Methods : Single-centre retrospective study (Hôpital Maisonneuve-Rosemont, Université de Montréal, Canada). Medical records and surgical OR reports of 55 consecutive eyes were reviewed. Patients who underwent vitrectomy for silicone oil removal after rhegmatogenous retinal detachment between July 2009 and January 2017 were included. Patients with diabetic tractional detachment, history of trauma or uveitis were excluded. After 2013, endoscopic visualization system (E2 MicroProbe ™; EndoOptiks, Little Silver,USA) was used in a non-randomized fashion. Data collection included reattachment rate at final follow up, intraoperative endoscopic findings and phthisis rate. E-PPV group and PPV only group were compared using Chi-square or Fisher’s exact test.

Results : Fifty-five eyes of 55 patients were included. The median participant age was 58.4 SD12.8 year old (range 23 – 78) and 65.5% (n=36) were males. The median follow up post oil removal was 24.3SD20.1 months.

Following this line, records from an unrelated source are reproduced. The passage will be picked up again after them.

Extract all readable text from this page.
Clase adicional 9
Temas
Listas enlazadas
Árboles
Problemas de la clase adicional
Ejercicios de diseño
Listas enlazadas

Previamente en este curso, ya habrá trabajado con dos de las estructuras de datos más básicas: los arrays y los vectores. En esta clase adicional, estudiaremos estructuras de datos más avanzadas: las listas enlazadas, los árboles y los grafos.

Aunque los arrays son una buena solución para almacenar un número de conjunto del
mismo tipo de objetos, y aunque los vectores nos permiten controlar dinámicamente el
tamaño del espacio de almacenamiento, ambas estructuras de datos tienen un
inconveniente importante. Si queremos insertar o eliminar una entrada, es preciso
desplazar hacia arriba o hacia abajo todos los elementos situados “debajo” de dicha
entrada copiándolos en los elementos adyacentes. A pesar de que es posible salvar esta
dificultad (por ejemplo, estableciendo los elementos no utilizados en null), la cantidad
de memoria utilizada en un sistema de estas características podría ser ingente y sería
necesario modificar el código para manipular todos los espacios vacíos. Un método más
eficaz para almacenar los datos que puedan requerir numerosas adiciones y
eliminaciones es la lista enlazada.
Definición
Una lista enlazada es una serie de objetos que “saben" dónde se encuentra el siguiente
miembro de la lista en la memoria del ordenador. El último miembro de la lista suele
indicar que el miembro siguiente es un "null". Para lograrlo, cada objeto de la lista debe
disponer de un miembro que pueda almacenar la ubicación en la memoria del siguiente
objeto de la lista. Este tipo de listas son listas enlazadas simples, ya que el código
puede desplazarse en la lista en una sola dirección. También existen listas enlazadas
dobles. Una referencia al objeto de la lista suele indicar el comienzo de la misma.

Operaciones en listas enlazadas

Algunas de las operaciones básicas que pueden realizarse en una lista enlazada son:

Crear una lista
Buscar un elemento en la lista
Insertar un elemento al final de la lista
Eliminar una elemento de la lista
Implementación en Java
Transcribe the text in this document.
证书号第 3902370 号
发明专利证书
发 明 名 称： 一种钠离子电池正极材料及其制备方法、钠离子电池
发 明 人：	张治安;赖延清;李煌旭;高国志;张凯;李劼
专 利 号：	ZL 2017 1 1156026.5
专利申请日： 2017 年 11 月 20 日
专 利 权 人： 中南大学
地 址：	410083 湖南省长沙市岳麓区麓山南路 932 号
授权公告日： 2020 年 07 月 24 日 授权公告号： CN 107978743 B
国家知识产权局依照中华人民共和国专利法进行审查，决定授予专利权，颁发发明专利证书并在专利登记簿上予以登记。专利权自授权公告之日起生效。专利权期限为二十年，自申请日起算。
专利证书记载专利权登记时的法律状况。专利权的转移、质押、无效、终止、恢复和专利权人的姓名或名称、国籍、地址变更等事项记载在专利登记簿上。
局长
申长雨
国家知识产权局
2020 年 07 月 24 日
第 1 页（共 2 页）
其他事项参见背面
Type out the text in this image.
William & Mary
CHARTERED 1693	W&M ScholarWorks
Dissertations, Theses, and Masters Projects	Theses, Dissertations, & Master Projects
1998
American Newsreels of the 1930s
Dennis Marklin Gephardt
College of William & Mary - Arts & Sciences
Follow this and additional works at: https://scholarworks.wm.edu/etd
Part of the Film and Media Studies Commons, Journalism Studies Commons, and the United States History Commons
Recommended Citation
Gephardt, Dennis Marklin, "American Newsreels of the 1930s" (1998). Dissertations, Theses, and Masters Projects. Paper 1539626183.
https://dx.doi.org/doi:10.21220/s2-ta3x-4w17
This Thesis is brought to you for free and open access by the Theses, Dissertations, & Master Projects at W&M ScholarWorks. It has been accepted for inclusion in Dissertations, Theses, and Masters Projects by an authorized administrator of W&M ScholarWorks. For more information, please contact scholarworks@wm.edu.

E-PPV was performed in 47.3% (n=26) of the patients and in 92.3% (n=24) of the cases it was combined with wide-angle visualization system. The intraoperative surgical management was modified after endoscopy examination in 57.7% (n=15) of the cases. Additional benefits during E-PPV were the following: extension of retinectomy (n=7), anterior hyaloid / vitreous base peeling (n=2), anterior PVR peeling (n=3), dissection ciliary body traction and capsular fibrosis connections (n=1), perisilicone oil proliferation removal (n=1), and overcoming media opacity (n=2). Reattachment at final follow up in E-PPV was 96.2% and 76.0% in PPV only group (p=0.04). No phthisis was observed in the E-PPV group while 10.3% (n =3) occurred in the non-endoscopy group(p = 0.2).

Conclusions : Endoscopy-assisted vitrectomy seems to be advantageous to prevent recurrence achieving better reattachment rates after oil removal. A thorough examination is facilitated by endoscopic visualization and contributory factors for anterior PVR can be identified and treated. Evolution to phthisis is absent when endoscopy is used.

This is an abstract that was submitted for the 2018 ARVO Annual Meeting, held in Honolulu, Hawaii, April 29 - May 3, 2018.